First, have you cleaned it? Did you get all new needles? That is a must. The old ones just don't always work right. Did you get a new spring? What size cylinder(s) do you have? I would watch all the Erlbacher Gearhart You Tubes. Your setup will be about the same. Even tho yours is older it should work very much like it. Peewee the Erlbacher owner has worked hard to try to stay as close to the original Gearhart. There has been some new modifications but still the same.
If you would like to pm me I will try to answer. I will be gone tomorrow with my DH for an outpatient procedure, but I will answer as soon as I can.
Madonna
Crankin Mad


----------



## laceandbits (Jun 23, 2011)

I had one of the early New Zealand machines here to sort out for someone, and I was not impressed with it. One of their assets is that they are lighter as they are aluminium not cast iron, but even though it had it's own stand, it tipped very easily. It also didn't run as smoothly as my vintage UK equivalent machine. It jammed very easily on short rows and had cost her over £1000 with shipping and taxes, more than she would have paid for a top quality, restored vintage machine which would keep its value. The problem with a new machine is the same as a car, they lose value the minute they leave the showroom.

But having said all that, her more recent machines were better than the first ones as she made them simpler. And you could buy different needle count cylinders for them. 

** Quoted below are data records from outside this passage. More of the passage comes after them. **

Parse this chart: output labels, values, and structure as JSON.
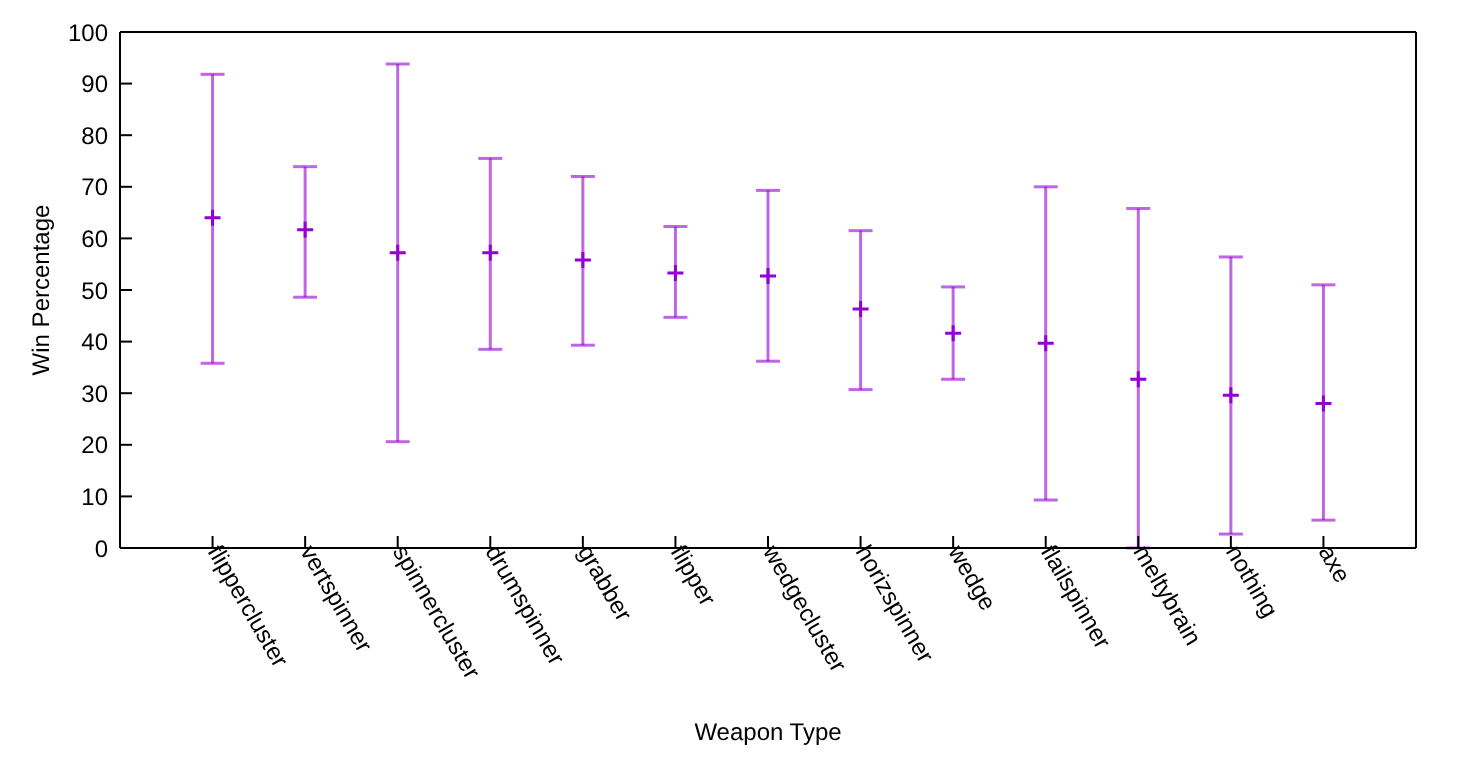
{
  "chart_data": {
    "type": "scatter",
    "xlabel": "Weapon Type",
    "ylabel": "Win Percentage",
    "categories": [
      "flippercluster",
      "vertspinner",
      "spinnercluster",
      "drumspinner",
      "grabber",
      "flipper",
      "wedgecluster",
      "horizspinner",
      "wedge",
      "flailspinner",
      "meltybrain",
      "nothing",
      "axe"
    ],
    "values": [
      64,
      61.7,
      57.2,
      57.2,
      55.8,
      53.3,
      52.7,
      46.3,
      41.6,
      39.7,
      32.7,
      29.6,
      28
    ],
    "errors": [
      [
        35.8,
        91.8
      ],
      [
        48.6,
        73.9
      ],
      [
        20.6,
        93.8
      ],
      [
        38.5,
        75.5
      ],
      [
        39.3,
        72
      ],
      [
        44.7,
        62.3
      ],
      [
        36.2,
        69.3
      ],
      [
        30.7,
        61.5
      ],
      [
        32.7,
        50.6
      ],
      [
        9.3,
        70
      ],
      [
        0,
        65.8
      ],
      [
        2.7,
        56.4
      ],
      [
        5.4,
        51
      ]
    ],
    "color": "#9400d3",
    "marker": "cross",
    "ylim": [
      0,
      100
    ],
    "yticks": [
      0,
      10,
      20,
      30,
      40,
      50,
      60,
      70,
      80,
      90,
      100
    ]
  }
}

I have a feeling that her factory was hit in the Christchurch earthquake, so you may be unlucky anyway.


----------



## snwyowl91 (Jan 16, 2013)

I have done nothing. I am concerned about screwing it up. My husband who is very mechanically inclined has offered to clean it for me. I know I need new needles. I also think I need new ribbers(?). They are these round rubber parts that are cracking. The machine will crank and it has been stored in-doors for all these years. Thanks for the You-Tube suggestion. I know how I will spend my weekend. LOL. I will probably be taking you up on the pm offer as I figure out exactly what I have and what I need. Pat


----------



## joannelee (Dec 21, 2011)

Beautful job, Julie !!!!!!!!!!!!!!!


----------



## MadsWeb (May 27, 2011)

Julie 
They look great. I finished up a part to be felted for Dad. He wears them to sleep in every night.
Madonna
Crankin' Mad


----------



## jkruse1971 (Feb 4, 2011)

Thanks ladies! I was supposed to be cleaning my house.....lol! Oh well, it's finally getting cold here in Chicago and I needed some new socks! That's my story and I'm stickin' to it!
Madonna is that Peter's yarn that you're felting? I'm so 'on the fence' about ordering it! 
Julie


----------



## MadsWeb (May 27, 2011)

jkruse1971 said:


> Thanks ladies! I was supposed to be cleaning my house.....lol! Oh well, it's finally getting cold here in Chicago and I needed some new socks! That's my story and I'm stickin' to it!
> Madonna is that Peter's yarn that you're felting? I'm so 'on the fence' about ordering it!
> Julie


Julie
Yes, it is Peter's yarn. I wouldn't do it unless you are purchasing it for really tough socks. It is hard to knit with and has little to no elasticity. The yarns break easy when doing the heel and toes. So I would say no unless you want to make placemats, purses or etc. on your flatbed and then I am not real sure about that yet. I have made about 4 or 5 pair with it. Dad loves it because he can put them on over his cotton socks and sleep in them. I would go with Fisherman's instead of this. It was worth a try and for the cost I will make many sock. Here is a picture post felting.


----------



## MadsWeb (May 27, 2011)

Here is the pair I finished felting this morning. Like I said he loves them. I would burn up if I had to wear them.


----------



## MadsWeb (May 27, 2011)

Ok so all of you don't think I just make work socks and scarves. I stayed up last night and did 2 pairs for myself or to sell. Which ever comes first. LOL The green and yellow are an alpaca blend the other is a wool blend (not as soft)


----------



## joannelee (Dec 21, 2011)

Beautiful work, we hope to be as good as you are come day.,


----------



## MadsWeb (May 27, 2011)

joannelee said:


> Beautiful work, we hope to be as good as you are come day.,


It is practice, practice, pratice. Once you get it that is all it is. Getting the machine set right is the main thing, then anything is possible.


----------